Tuesday, November 6, 2018

Death and the Dancing Shadows

The March 1980 edition of ‘Mike Shayne Mystery Magazine’ (MSMM) featured a “New Novelette” by reliably great Texas writer James Reasoner called “Death and The Dancing Shadows.” The story was later reprinted in the essential 1987 collection, “The Black Lizard Anthology of Crime Fiction,” and it’s also now available as a stand-alone story on Kindle for a buck. Since I count myself as a Reasoner superfan, I was excited to read it.

This was one of five “Markham P.I.” stories that Reasoner wrote during the 1980s. Markham is a Hollywood-based private eye who serves as a troubleshooter for clients - mostly in the entertainment industry. This time around, Markham’s client is aging movie cowboy Lucky Tremaine who’s being blackmailed by an unknown adversary. The blackmailer has a sex tape starring Lucky’s beloved 18 year-old granddaughter, and he wants $10,000 or he’ll release the tape to the world. (Evidently this story was written before sex tapes were a door to wealth and fame as a reality TV star.)
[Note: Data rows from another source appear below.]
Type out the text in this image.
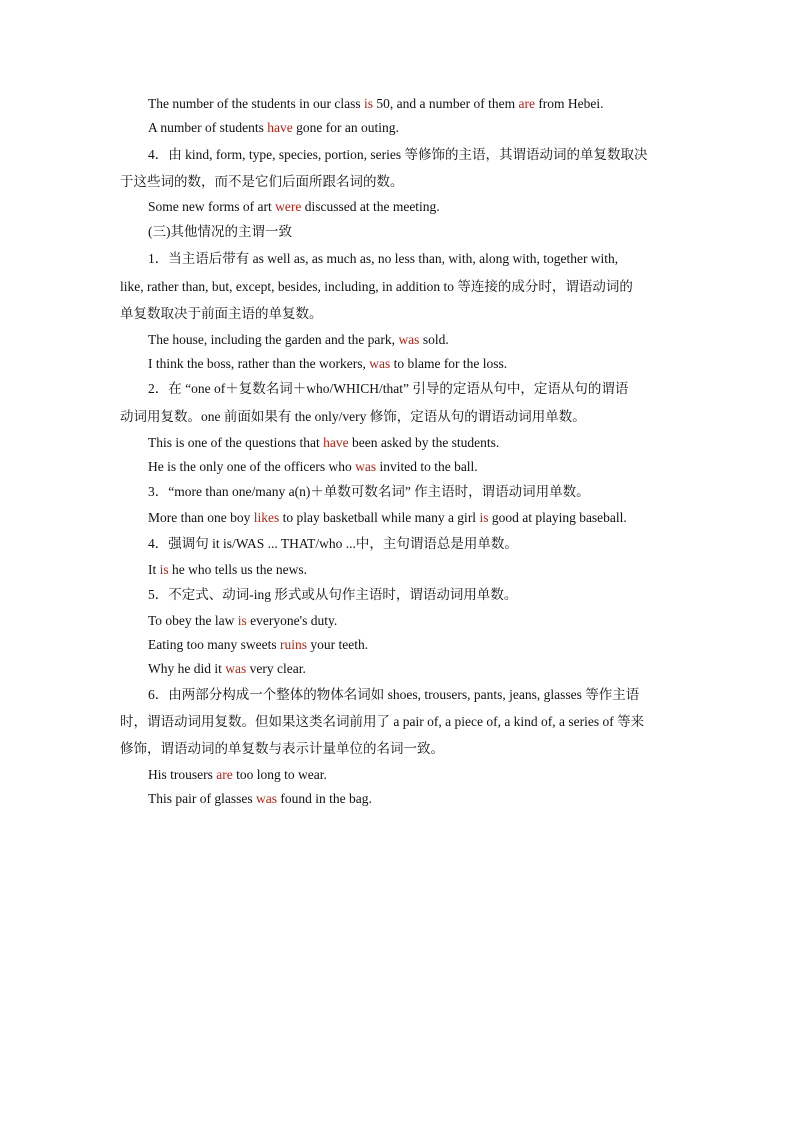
The number of the students in our class is 50, and a number of them are from Hebei.
A number of students have gone for an outing.
4．由 kind, form, type, species, portion, series 等修饰的主语，其谓语动词的单复数取决
于这些词的数，而不是它们后面所跟名词的数。
Some new forms of art were discussed at the meeting.
(三)其他情况的主谓一致
1．当主语后带有 as well as, as much as, no less than, with, along with, together with,
like, rather than, but, except, besides, including, in addition to 等连接的成分时，谓语动词的
单复数取决于前面主语的单复数。
The house, including the garden and the park, was sold.
I think the boss, rather than the workers, was to blame for the loss.
2．在 “one of＋复数名词＋who/WHICH/that” 引导的定语从句中，定语从句的谓语
动词用复数。one 前面如果有 the only/very 修饰，定语从句的谓语动词用单数。
This is one of the questions that have been asked by the students.
He is the only one of the officers who was invited to the ball.
3．“more than one/many a(n)＋单数可数名词” 作主语时，谓语动词用单数。
More than one boy likes to play basketball while many a girl is good at playing baseball.
4．强调句 it is/WAS ... THAT/who ...中，主句谓语总是用单数。
It is he who tells us the news.
5．不定式、动词-ing 形式或从句作主语时，谓语动词用单数。
To obey the law is everyone's duty.
Eating too many sweets ruins your teeth.
Why he did it was very clear.
6．由两部分构成一个整体的物体名词如 shoes, trousers, pants, jeans, glasses 等作主语
时，谓语动词用复数。但如果这类名词前用了 a pair of, a piece of, a kind of, a series of 等来
修饰，谓语动词的单复数与表示计量单位的名词一致。
His trousers are too long to wear.
This pair of glasses was found in the bag.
The more Markham learns about the situation, the more cause for concern arises. The granddaughter is a student at USC, but she’s been missing for three days. Markham endeavors to find the missing girl and identify and neutralize the blackmailers. All of this eventually leads to a murder that Markham is also obliged to solve. He’s a P.I. with a lot to do, and only a handful of “Novelette” pages to get it all done.
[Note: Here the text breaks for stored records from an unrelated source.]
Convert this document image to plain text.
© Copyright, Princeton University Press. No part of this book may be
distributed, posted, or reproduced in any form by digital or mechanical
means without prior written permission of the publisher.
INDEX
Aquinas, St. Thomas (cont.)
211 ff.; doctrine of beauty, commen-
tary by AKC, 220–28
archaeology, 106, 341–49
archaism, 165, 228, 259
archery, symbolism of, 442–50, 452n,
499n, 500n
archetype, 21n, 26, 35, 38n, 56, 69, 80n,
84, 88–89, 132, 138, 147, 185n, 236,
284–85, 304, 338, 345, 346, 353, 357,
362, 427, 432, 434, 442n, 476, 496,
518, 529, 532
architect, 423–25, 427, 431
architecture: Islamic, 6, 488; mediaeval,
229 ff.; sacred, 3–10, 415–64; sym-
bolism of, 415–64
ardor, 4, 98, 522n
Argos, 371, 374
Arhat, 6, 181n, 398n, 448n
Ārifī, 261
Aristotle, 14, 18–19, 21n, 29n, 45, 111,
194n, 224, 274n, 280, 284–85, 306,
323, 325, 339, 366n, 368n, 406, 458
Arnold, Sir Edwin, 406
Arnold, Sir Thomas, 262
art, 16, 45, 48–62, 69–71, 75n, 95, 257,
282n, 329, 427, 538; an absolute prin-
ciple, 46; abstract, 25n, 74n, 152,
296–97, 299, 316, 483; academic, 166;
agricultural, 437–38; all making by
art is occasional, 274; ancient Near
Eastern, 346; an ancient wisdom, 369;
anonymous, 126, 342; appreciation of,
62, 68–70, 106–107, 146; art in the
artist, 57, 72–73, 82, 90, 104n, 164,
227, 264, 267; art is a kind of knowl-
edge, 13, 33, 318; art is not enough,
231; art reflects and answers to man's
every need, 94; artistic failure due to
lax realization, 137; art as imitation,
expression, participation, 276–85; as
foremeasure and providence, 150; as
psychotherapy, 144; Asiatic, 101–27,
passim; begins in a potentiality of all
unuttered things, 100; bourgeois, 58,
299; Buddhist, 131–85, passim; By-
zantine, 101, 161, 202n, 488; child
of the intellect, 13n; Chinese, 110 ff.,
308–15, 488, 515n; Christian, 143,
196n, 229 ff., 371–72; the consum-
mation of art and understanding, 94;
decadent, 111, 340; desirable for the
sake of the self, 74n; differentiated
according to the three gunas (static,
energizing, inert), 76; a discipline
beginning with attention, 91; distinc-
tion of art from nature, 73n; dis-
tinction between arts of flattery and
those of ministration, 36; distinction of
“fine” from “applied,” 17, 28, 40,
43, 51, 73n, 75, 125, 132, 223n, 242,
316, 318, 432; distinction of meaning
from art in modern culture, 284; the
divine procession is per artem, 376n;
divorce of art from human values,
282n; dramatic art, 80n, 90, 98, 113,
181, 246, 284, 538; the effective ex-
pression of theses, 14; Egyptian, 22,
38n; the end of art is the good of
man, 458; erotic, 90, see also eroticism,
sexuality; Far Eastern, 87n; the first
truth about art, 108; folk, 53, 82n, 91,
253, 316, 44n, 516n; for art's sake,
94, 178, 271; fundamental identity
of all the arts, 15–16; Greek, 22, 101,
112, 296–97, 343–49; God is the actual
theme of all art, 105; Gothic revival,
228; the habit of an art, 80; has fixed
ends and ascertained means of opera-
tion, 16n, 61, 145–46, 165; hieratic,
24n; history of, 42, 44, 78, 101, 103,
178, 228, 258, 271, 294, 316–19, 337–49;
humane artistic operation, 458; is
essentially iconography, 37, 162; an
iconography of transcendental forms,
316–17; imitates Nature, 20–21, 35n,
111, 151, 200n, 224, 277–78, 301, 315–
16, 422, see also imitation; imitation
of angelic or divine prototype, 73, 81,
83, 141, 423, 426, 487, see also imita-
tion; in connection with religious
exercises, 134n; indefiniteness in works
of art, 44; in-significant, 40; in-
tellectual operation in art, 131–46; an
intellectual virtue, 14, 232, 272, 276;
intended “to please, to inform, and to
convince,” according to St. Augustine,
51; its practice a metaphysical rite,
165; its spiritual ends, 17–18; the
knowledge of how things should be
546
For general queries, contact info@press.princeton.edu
An average reader of private eye stories will probably see the first big plot twist coming, but the subsequent twists were legitimately surprising and made for an exciting read. This is a testament to Reasoner’s writing talents as he clearly has been both a student and a practitioner of pulp fiction mystery writing for his entire life.

“Death and The Dancing Shadows” ends with a satisfying conclusion answering the one remaining mystery left unsolved in the story. As a hero, Markham is a decent character but is largely indistinguishable from many other fictional American private eyes. This could have just as easily been a Mike Shayne, Peter Chambers, or Johnny Liddell story, and if you’re a fan of that type of thing, there’s a lot to enjoy here as well.

Mostly, it’s cool that this “Novelette” has stood the test of time and is still available for purchase at a reasonable price 38 years after its original publication. There’s nothing revolutionary or groundbreaking here, but it’s a solid private eye mystery and an easy recommendation.